Drupal: Critical SQL injection flaw now targeted in attacks

Drupal has confirmed active exploitation of a critical SQL injection vulnerability disclosed this week. The flaw allows unauthenticated attackers to execute arbitrary SQL commands against Drupal installations, potentially leading to unauthorized data access, modification, or deletion.

The vulnerability affects core Drupal functionality. Attackers exploit the flaw by sending specially crafted requests to vulnerable Drupal instances. Successful exploitation grants database access without authentication requirements, making the threat particularly severe for organizations running unpatched systems.

Drupal published a security advisory identifying the affected versions. The development team released patches immediately, but the window between disclosure and patch availability created an exploitation opportunity. Security researchers observed threat actors scanning for vulnerable installations within hours of the public announcement.

Database compromise represents the primary risk. Attackers gain access to user credentials, personal information, content, and configuration details stored in Drupal databases. This data exposure can lead to secondary attacks, including credential stuffing against other services and targeted phishing campaigns against site administrators.

Organizations running Drupal should apply patches without delay. The update process varies by installation type and custom configuration, so administrators should test patches in staging environments before production deployment. Those unable to patch immediately should implement Web Application Firewall rules to block malicious requests targeting the vulnerability.
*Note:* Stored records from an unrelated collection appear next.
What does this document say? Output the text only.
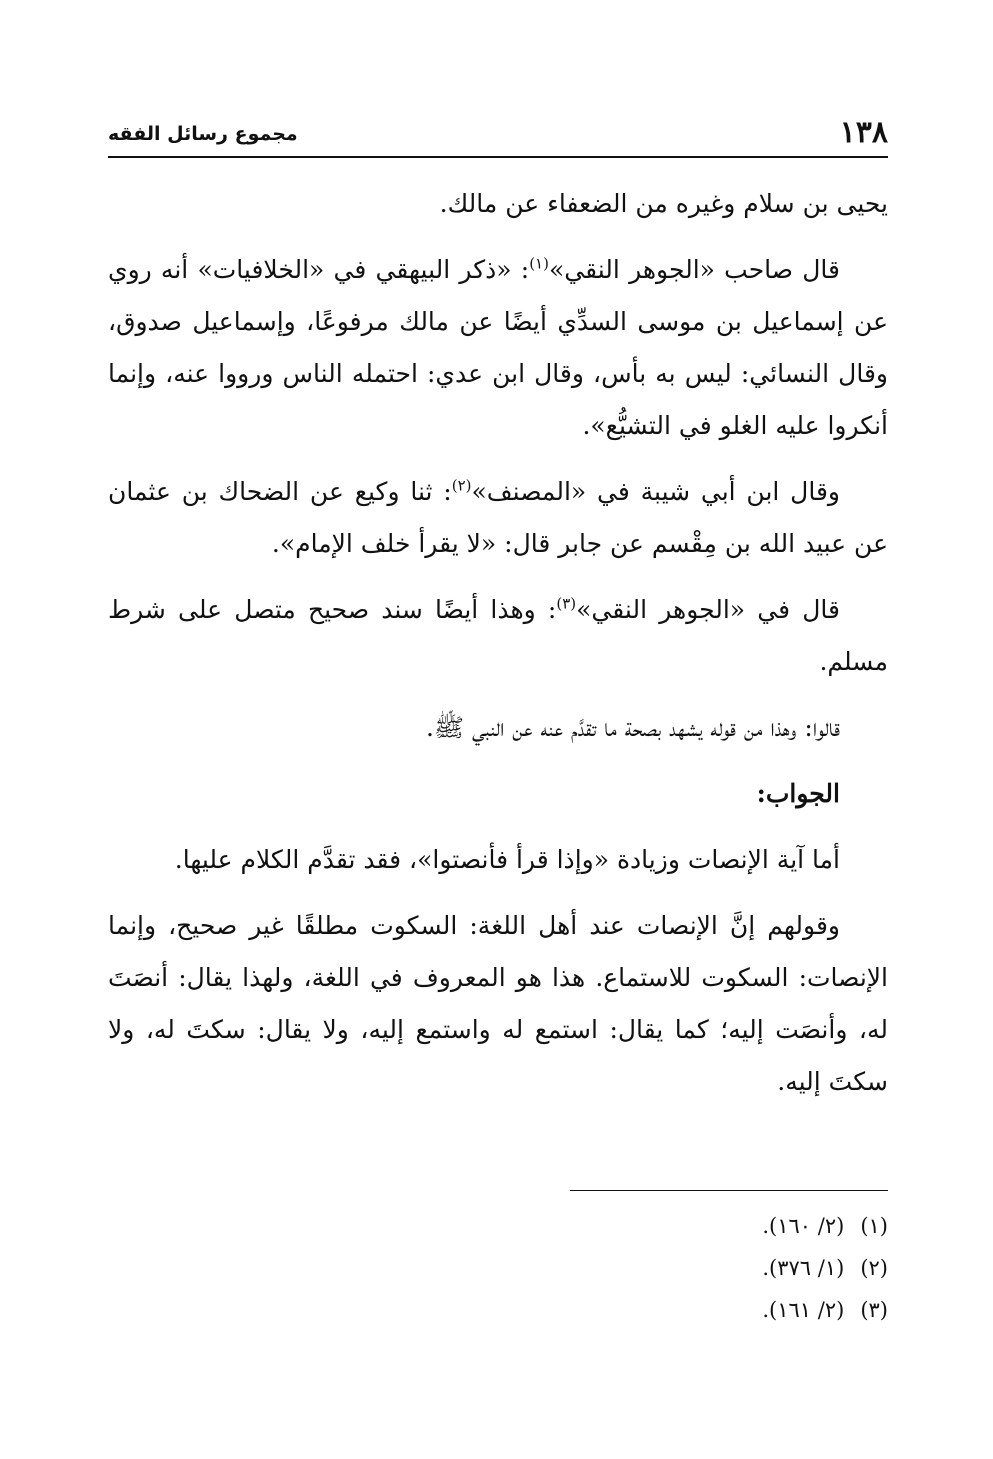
١٣٨
مجموع رسائل الفقه

يحيى بن سلام وغيره من الضعفاء عن مالك.

قال صاحب «الجوهر النقي»$^{(١)}$: «ذكر البيهقي في «الخلافيات» أنه روي عن إسماعيل بن موسى السدِّي أيضًا عن مالك مرفوعًا، وإسماعيل صدوق، وقال النسائي: ليس به بأس، وقال ابن عدي: احتمله الناس ورووا عنه، وإنما أنكروا عليه الغلو في التشيُّع».

وقال ابن أبي شيبة في «المصنف»$^{(٢)}$: ثنا وكيع عن الضحاك بن عثمان عن عبيد الله بن مِقْسم عن جابر قال: «لا يقرأ خلف الإمام».

قال في «الجوهر النقي»$^{(٣)}$: وهذا أيضًا سند صحيح متصل على شرط مسلم.

قالوا: وهذا من قوله يشهد بصحة ما تقدَّم عنه عن النبي ﷺ.

الجواب:

أما آية الإنصات وزيادة «وإذا قرأ فأنصتوا»، فقد تقدَّم الكلام عليها.

وقولهم إنَّ الإنصات عند أهل اللغة: السكوت مطلقًا غير صحيح، وإنما الإنصات: السكوت للاستماع. هذا هو المعروف في اللغة، ولهذا يقال: أنصَتَ له، وأنصَت إليه؛ كما يقال: استمع له واستمع إليه، ولا يقال: سكتَ له، ولا سكتَ إليه.

(١)(٢/ ١٦٠).
(٢)(١/ ٣٧٦).
(٣)(٢/ ١٦١).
Drupal powers roughly 3 percent of all websites globally, making widespread patching essential for internet security. High-profile targets including government agencies and major corporations rely on Drupal, increasing the likelihood that attackers prioritize exploitation against these organizations.

The vulnerability underscores the ongoing risks associated with popular open-source platforms. While rapid disclosure and patching represent best practices, the announcement-to-exploitation timeline continues to narrow as automated scanning tools improve. Organizations should treat this incident as a reminder to maintain current patch management processes and monitor systems for signs of compromise.